Portanto, o que queremos sublinhar e defender nesta brevíssima análise é a possibilidade da PEC 33 ser compreendida como uma tentativa de se estabelecer um verdadeiro diálogo institucional entre os poderes, bem como, de devolver ao povo a decisão final sobre o significado da Constituição quando não houver entendimento entre o judiciário e o legislativo sobre uma determinada controvérsia constitucional. Ao contrário das leituras precipitadas e levianas que mencionamos no início, as quais endeusam o judiciário e demonizam o legislativo (ou vice-e-versa), entendemos que um tal arranjo pode servir para melhorar não só as relações entre os poderes, mas também no interior dos próprios poderes e, sobretudo, responder a pergunta que fizemos inicialmente sobre quem e o que deve se beneficiar com a separação de poderes, isto é, o povo e, consequentemente, a concretização de seus direitos fundamentais.

Isso porque a PEC 33 reafirma para o STF a soberania popular, para que ele, igualmente, reflita sobre sua própria forma de existir e atuar e, assim, reveja os mecanismos de participação popular direta lá existentes, bem como as possibilidade de  controle popular sobre ele. Se esse é o sentido da PEC, o mesmo vale para o Congresso Nacional, o qual se acomoda nas eleições como se estas fossem suficientes para realizar o compromisso democrático deliberativo.

Como se sabe, hoje o povo não conta com nenhum incentivo participativo e ainda possui parcos e dificílimos instrumentos de participação e controle populares no âmbito do legislativo e, sobretudo, do judiciário.

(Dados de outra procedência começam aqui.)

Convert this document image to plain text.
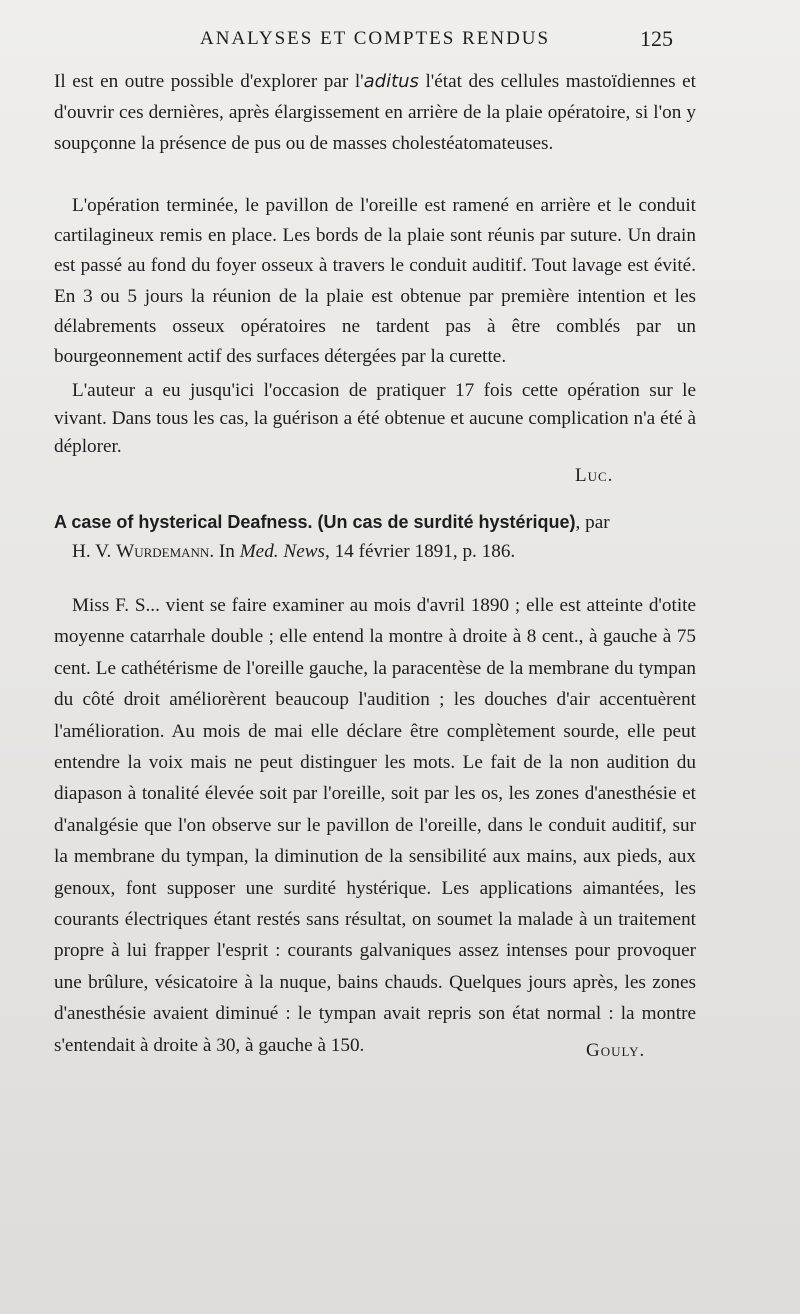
ANALYSES ET COMPTES RENDUS	125

Il est en outre possible d'explorer par l'aditus l'état des cellules mastoïdiennes et d'ouvrir ces dernières, après élargissement en arrière de la plaie opératoire, si l'on y soupçonne la présence de pus ou de masses cholestéatomateuses.

L'opération terminée, le pavillon de l'oreille est ramené en arrière et le conduit cartilagineux remis en place. Les bords de la plaie sont réunis par suture. Un drain est passé au fond du foyer osseux à travers le conduit auditif. Tout lavage est évité. En 3 ou 5 jours la réunion de la plaie est obtenue par première intention et les délabrements osseux opératoires ne tardent pas à être comblés par un bourgeonnement actif des surfaces détergées par la curette.

L'auteur a eu jusqu'ici l'occasion de pratiquer 17 fois cette opération sur le vivant. Dans tous les cas, la guérison a été obtenue et aucune complication n'a été à déplorer.

Luc.
A case of hysterical Deafness. (Un cas de surdité hystérique), par
H. V. Wurdemann. In Med. News, 14 février 1891, p. 186.

Miss F. S... vient se faire examiner au mois d'avril 1890 ; elle est atteinte d'otite moyenne catarrhale double ; elle entend la montre à droite à 8 cent., à gauche à 75 cent. Le cathétérisme de l'oreille gauche, la paracentèse de la membrane du tympan du côté droit améliorèrent beaucoup l'audition ; les douches d'air accentuèrent l'amélioration. Au mois de mai elle déclare être complètement sourde, elle peut entendre la voix mais ne peut distinguer les mots. Le fait de la non audition du diapason à tonalité élevée soit par l'oreille, soit par les os, les zones d'anesthésie et d'analgésie que l'on observe sur le pavillon de l'oreille, dans le conduit auditif, sur la membrane du tympan, la diminution de la sensibilité aux mains, aux pieds, aux genoux, font supposer une surdité hystérique. Les applications aimantées, les courants électriques étant restés sans résultat, on soumet la malade à un traitement propre à lui frapper l'esprit : courants galvaniques assez intenses pour provoquer une brûlure, vésicatoire à la nuque, bains chauds. Quelques jours après, les zones d'anesthésie avaient diminué : le tympan avait repris son état normal : la montre s'entendait à droite à 30, à gauche à 150.	Gouly.
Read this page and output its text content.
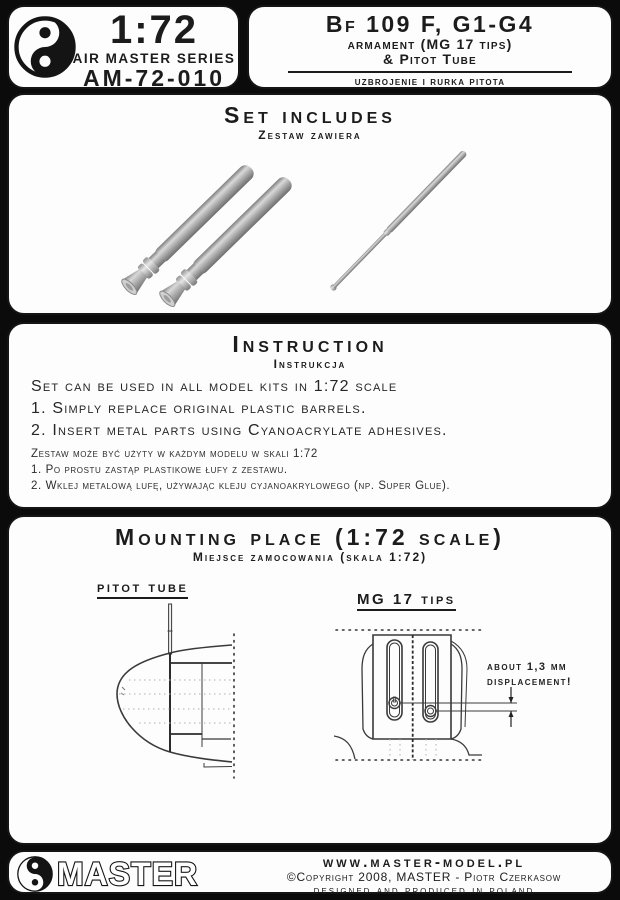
1:72
AIR MASTER SERIES
AM-72-010
Bf 109 F, G1-G4
armament (MG 17 tips)
& Pitot Tube
uzbrojenie i rurka pitota
Set includes
Zestaw zawiera
Instruction
Instrukcja
Set can be used in all model kits in 1:72 scale
1. Simply replace original plastic barrels.
2. Insert metal parts using Cyanoacrylate adhesives.
Zestaw może być użyty w każdym modelu w skali 1:72
1. Po prostu zastąp plastikowe łufy z zestawu.
2. Wklej metalową lufę, używając kleju cyjanoakrylowego (np. Super Glue).
Mounting place (1:72 scale)
Miejsce zamocowania (skala 1:72)
pitot tube
MG 17 tips
about 1,3 mm
displacement!
MASTER	www.master-model.pl
©Copyright 2008, MASTER - Piotr Czerkasow
designed and produced in poland
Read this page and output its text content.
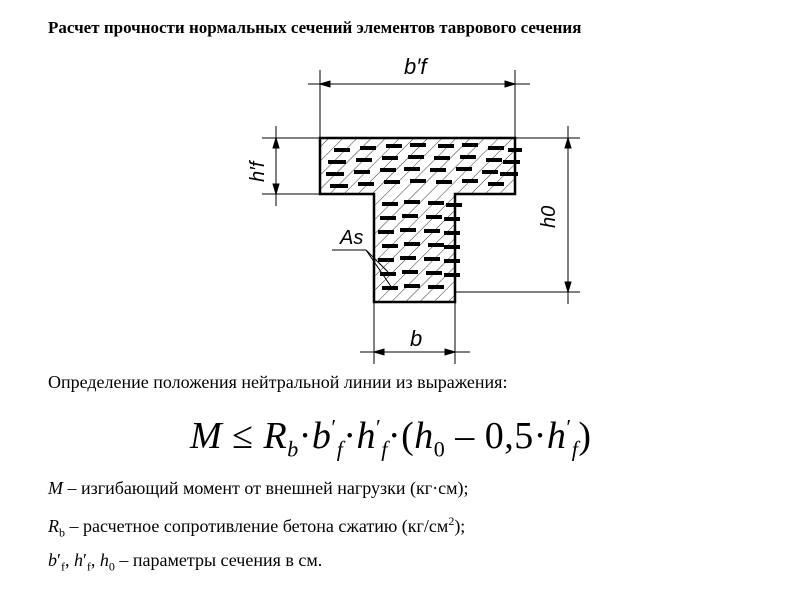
Расчет прочности нормальных сечений элементов таврового сечения
b′f
h′f
h0
As
b
Определение положения нейтральной линии из выражения:
$M \le R_b\cdot b'_f\cdot h'_f\cdot(h_0 - 0,5\cdot h'_f)$
M – изгибающий момент от внешней нагрузки (кг·см);
$R_b$ – расчетное сопротивление бетона сжатию $(кг/см^2)$;
$b'_f$, $h'_f$, $h_0$ – параметры сечения в см.
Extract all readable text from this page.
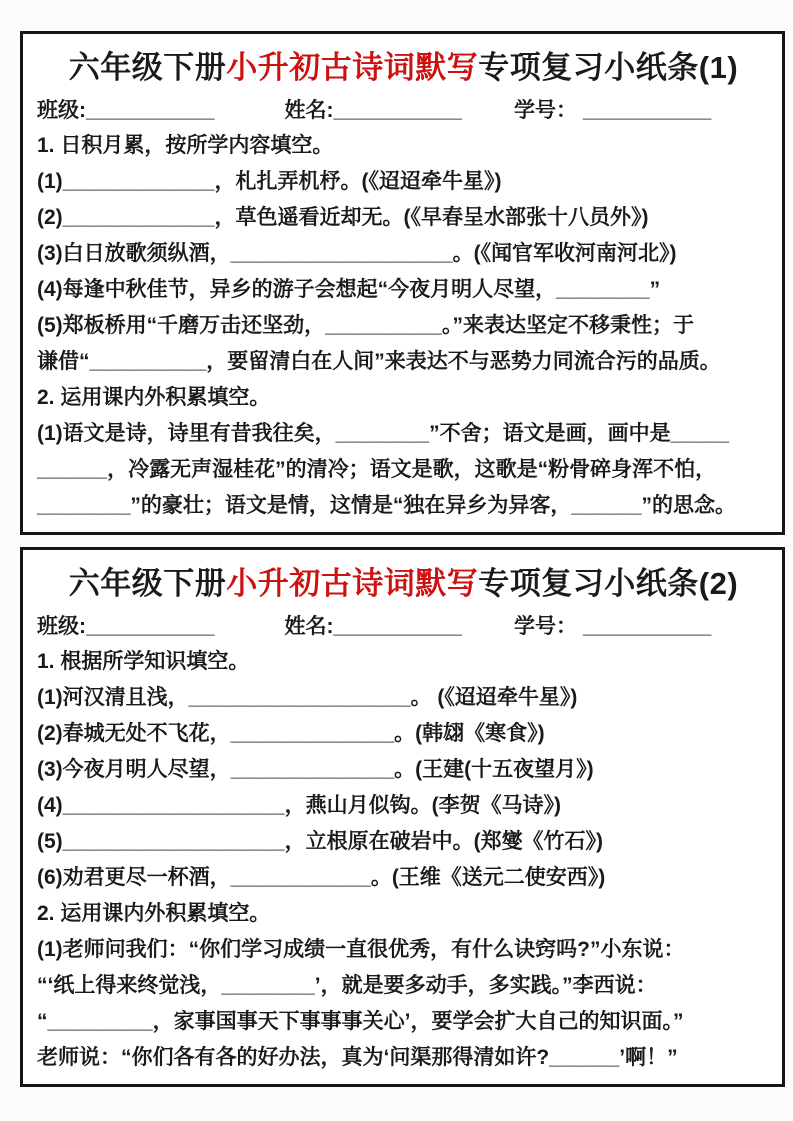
六年级下册小升初古诗词默写专项复习小纸条(1)
班级:___________	姓名:___________ 学号： ___________

1. 日积月累，按所学内容填空。

(1)_____________，札扎弄机杼。(《迢迢牵牛星》)

(2)_____________，草色遥看近却无。(《早春呈水部张十八员外》)

(3)白日放歌须纵酒，___________________。(《闻官军收河南河北》)

(4)每逢中秋佳节，异乡的游子会想起“今夜月明人尽望，________”

(5)郑板桥用“千磨万击还坚劲，__________。”来表达坚定不移秉性；于

谦借“__________，要留清白在人间”来表达不与恶势力同流合污的品质。

2. 运用课内外积累填空。

(1)语文是诗，诗里有昔我往矣，________”不舍；语文是画，画中是_____

______，冷露无声湿桂花”的清冷；语文是歌，这歌是“粉骨碎身浑不怕，

________”的豪壮；语文是情，这情是“独在异乡为异客，______”的思念。

六年级下册小升初古诗词默写专项复习小纸条(2)
班级:___________	姓名:___________ 学号： ___________

1. 根据所学知识填空。

(1)河汉清且浅，___________________。 (《迢迢牵牛星》)

(2)春城无处不飞花，______________。(韩翃《寒食》)

(3)今夜月明人尽望，______________。(王建(十五夜望月》)

(4)___________________，燕山月似钩。(李贺《马诗》)

(5)___________________，立根原在破岩中。(郑燮《竹石》)

(6)劝君更尽一杯酒，____________。(王维《送元二使安西》)

2. 运用课内外积累填空。

(1)老师问我们：“你们学习成绩一直很优秀，有什么诀窍吗?”小东说：

“‘纸上得来终觉浅，________’，就是要多动手，多实践。”李西说：

“_________，家事国事天下事事事关心’，要学会扩大自己的知识面。”

老师说：“你们各有各的好办法，真为‘问渠那得清如许?______’啊！”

A PEC 33 prevê que a participação popular se dê por consulta popular, a qual, em geral, é realizada por meio de plebiscito. No entanto, é preciso ressalvar que o plebiscito a ser realizado deve oportunizar um debate coletivo, nacional, entre os cidadãos, para que a resposta a ser dada pelo povo seja fruto de uma discussão, deliberação, ampla, pública, robusta e não a mera constatação de posições individuais. O último plebiscito que o país enfrentou em 2005 sobre o desarmamento revelou justamente o contrário do que um regime democrático e deliberativo sustenta, isto é, a ausência de um debate público robusto entre os cidadãos brasileiros em torno das questões que lhes afetam, de forma que todos efetivamente façam parte do processo decisório.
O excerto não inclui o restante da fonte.